Je suis un homme malade… Je suis un homme méchant. Un homme repoussant, voilà ce que je suis. Je crois que j’ai quelque chose au foie. De toute façon, ma maladie, je n’y comprends rien, j’ignore au juste ce qui me fait mal. Je ne me soigne pas, je ne me suis jamais soigné, même si je respecte la médecine et les docteurs.
En plus, je suis superstitieux comme ce n’est pas permis ; enfin, assez pour respecter la médecine. Je suis suffisamment instruit pour ne pas être superstitieux, mais je suis superstitieux. Oui, c’est par méchanceté que je ne me soigne pas. Ça, Messieurs, je parie que c’est une chose que vous ne comprenez pas. Moi, si ! Évidemment, je ne saurais vous expliquer à qui je fais une crasse quand j’obéis à ma méchanceté de cette façon-là ; je sais parfaitement que ce ne sont pas les docteurs que j’emmerde en refusant de me soigner ; je suis le mieux placé pour savoir que ça ne peut faire du tort qu’à moi seul et à personne d’autre.
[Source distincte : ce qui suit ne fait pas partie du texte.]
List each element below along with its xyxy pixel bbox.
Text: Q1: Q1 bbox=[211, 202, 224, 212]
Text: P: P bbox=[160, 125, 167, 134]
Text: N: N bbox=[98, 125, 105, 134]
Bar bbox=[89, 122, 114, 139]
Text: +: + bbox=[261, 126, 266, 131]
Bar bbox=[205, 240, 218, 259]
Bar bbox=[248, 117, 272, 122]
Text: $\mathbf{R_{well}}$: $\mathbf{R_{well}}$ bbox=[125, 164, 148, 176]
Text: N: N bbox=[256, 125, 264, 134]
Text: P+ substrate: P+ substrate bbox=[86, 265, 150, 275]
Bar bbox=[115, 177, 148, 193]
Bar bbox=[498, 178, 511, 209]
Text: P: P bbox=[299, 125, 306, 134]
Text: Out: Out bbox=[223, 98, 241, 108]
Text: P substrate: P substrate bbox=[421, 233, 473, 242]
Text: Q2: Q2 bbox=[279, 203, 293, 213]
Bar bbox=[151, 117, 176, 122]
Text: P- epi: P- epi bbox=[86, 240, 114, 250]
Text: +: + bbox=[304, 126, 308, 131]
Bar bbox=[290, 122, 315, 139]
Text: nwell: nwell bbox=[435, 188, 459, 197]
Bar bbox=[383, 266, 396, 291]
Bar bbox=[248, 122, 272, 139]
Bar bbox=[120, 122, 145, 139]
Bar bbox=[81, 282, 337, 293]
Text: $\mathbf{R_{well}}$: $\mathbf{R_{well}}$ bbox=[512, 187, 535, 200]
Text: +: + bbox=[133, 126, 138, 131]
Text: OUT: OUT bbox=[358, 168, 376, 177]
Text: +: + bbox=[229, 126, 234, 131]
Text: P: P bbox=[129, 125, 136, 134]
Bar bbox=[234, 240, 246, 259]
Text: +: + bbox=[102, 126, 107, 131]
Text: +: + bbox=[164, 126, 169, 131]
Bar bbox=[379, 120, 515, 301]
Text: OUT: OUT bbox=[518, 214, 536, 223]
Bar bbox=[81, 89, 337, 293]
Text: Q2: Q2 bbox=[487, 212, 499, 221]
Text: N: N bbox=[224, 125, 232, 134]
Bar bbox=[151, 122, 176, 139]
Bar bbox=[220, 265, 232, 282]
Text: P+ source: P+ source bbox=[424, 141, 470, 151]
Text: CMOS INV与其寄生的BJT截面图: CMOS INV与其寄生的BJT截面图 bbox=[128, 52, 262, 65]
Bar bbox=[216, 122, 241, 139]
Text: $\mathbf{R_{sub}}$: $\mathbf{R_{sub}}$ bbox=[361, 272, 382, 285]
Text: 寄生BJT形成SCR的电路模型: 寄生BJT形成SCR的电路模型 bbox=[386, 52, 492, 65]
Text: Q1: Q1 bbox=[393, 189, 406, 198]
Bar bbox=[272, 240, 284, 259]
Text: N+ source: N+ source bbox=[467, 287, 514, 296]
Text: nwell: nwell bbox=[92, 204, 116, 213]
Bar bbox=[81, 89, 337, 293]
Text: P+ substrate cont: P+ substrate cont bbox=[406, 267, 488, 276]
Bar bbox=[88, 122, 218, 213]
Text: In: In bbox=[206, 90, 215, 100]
Et, malgré tout, si je ne me soigne pas, c’est par méchanceté.
J’ai mal au foie. Tant mieux, qu’il me fasse encore plus mal !..
Un spectacle intimiste, invitant les spectateurs à observer de très près l’étrange personnage de Dostoïevski en descendant dans la cave où il a choisi de se vivre. Souffrant d’une misanthropie quasi pathologique, il a en effet décidé de se retirer du monde pour écrire ses « carnets ». Depuis 20 ans dans sa cave, cet homme-rat ressasse sans cesse le souvenir de l’échec de sa vie : une femme-brebis égarée qu’il aurait voulu ramener dans le troupeau.
André Gide a dit à propos de ce roman : « Je crois que nous atteignons, avec les Carnets du soussol, le sommet de la carrière de Dostoïevski. Je le considère, ce livre ( et je ne suis pas le seul ), comme la clé de voûte de son oeuvre entière.»